Bien plus, monsieur Boakai qui affirme  savoir « que George Weah était un grand joueur de football qui a fait ses preuves comme tel » mais ignorer « sa capacité à gouverner », car « Diriger un pays, ce n'est pas du football, c'est même très différent... », est en train de surfer sur une corde particulièrement sensible qui pourrait pousser les puissances occidentales à s'ingérer dans l'élection libérienne en sa faveur.
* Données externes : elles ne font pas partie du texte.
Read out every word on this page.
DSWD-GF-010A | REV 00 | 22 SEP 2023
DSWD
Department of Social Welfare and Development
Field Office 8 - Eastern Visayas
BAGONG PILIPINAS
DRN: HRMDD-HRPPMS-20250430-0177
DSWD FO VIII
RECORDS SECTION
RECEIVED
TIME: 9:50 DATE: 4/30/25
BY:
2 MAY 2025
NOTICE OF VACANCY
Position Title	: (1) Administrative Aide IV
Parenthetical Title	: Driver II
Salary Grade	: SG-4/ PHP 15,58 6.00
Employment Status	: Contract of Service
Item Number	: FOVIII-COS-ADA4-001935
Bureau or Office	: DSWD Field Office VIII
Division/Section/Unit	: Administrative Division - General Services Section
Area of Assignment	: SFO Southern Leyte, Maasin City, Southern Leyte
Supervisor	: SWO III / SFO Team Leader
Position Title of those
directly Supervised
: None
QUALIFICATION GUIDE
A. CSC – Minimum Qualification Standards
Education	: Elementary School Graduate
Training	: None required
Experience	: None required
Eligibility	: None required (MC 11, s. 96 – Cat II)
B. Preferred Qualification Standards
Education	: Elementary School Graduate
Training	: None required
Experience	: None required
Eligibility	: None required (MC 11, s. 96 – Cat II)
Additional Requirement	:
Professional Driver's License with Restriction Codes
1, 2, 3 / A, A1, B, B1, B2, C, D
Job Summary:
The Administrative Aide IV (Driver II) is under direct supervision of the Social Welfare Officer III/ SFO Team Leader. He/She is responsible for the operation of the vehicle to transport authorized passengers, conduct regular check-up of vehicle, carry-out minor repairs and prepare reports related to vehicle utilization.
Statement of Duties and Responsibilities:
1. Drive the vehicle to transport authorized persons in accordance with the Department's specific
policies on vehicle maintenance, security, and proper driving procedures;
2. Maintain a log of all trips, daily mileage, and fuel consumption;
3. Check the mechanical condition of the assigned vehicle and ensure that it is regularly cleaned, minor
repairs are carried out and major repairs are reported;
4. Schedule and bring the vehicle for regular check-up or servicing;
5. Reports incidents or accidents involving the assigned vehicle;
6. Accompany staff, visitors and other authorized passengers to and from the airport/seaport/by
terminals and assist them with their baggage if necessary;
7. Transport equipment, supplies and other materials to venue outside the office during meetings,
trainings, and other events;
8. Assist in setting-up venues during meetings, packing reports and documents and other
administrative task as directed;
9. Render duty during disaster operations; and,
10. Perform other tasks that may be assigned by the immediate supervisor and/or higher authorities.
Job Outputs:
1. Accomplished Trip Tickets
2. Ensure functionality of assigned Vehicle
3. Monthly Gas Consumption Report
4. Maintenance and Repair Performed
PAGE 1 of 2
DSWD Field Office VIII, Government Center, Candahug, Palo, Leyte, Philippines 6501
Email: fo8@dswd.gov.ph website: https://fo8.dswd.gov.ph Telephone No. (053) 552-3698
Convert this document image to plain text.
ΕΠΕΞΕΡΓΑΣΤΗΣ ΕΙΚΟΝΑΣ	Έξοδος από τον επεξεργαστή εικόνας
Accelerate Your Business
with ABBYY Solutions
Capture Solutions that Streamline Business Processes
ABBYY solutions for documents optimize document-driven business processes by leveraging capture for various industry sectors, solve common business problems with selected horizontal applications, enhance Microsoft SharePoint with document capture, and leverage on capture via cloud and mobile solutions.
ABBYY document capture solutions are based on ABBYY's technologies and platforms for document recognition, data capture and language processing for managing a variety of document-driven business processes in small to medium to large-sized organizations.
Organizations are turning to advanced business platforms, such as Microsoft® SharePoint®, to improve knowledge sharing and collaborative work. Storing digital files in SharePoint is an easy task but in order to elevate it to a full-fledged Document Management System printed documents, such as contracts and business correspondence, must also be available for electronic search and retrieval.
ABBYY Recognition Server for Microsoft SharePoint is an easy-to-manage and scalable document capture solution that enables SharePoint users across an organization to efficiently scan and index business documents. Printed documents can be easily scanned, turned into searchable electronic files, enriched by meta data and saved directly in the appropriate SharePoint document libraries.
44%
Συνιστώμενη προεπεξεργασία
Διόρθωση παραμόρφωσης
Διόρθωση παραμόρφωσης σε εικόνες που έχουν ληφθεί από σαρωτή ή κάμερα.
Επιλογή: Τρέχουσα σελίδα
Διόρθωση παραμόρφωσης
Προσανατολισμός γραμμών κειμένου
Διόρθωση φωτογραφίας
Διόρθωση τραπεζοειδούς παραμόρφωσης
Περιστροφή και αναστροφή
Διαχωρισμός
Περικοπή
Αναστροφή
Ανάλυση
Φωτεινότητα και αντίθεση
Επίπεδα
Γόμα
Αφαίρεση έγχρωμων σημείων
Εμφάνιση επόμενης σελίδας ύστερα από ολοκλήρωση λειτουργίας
Aussi a-t-il évoqué la proximité de Weah avec l'ex-épouse de l'ancien dictateur sanguinaire Charles Taylor, ainsi que les propos de cette dernière faisant état de son opposition viscérale à l'homosexualité, celle-ci ayant déclaré il y a quelques années au journal britannique The Guardian que n'en déplaise à la presse internationale, l'homosexualité «ne vient pas d'Afrique (...) Nous considérons les comportements homosexuels comme criminels ».

Conscient que les manœuvres juridiques consécutifs au premier tour et les campagnes de désinformations auxquelles se livrent les adversaires de Weah visent à « voler une fois de plus la victoire de l'enfant chéri du peuple », ses partisans se mobilisent plus que jamais pour faire face, y compris par la violence, à cette éventualité, malgré les appels au calme réitérés de leur champion, que celui-ci a du reste réitérés après la réunion "au sommet" du 31 octobre en présence des présidents de l'UA et de la CEDEAO.

Toutes choses qui font craindre qu'après le 22 novembre, le pays renoue avec les vieux démons de la violence, et qu'ici se reproduise ce qui est en train de se passer au Kenya, un autre pays anglophone où l'annulation de l'élection par la Cour suprême n'avait pas permis d'organiser un scrutin apaisé.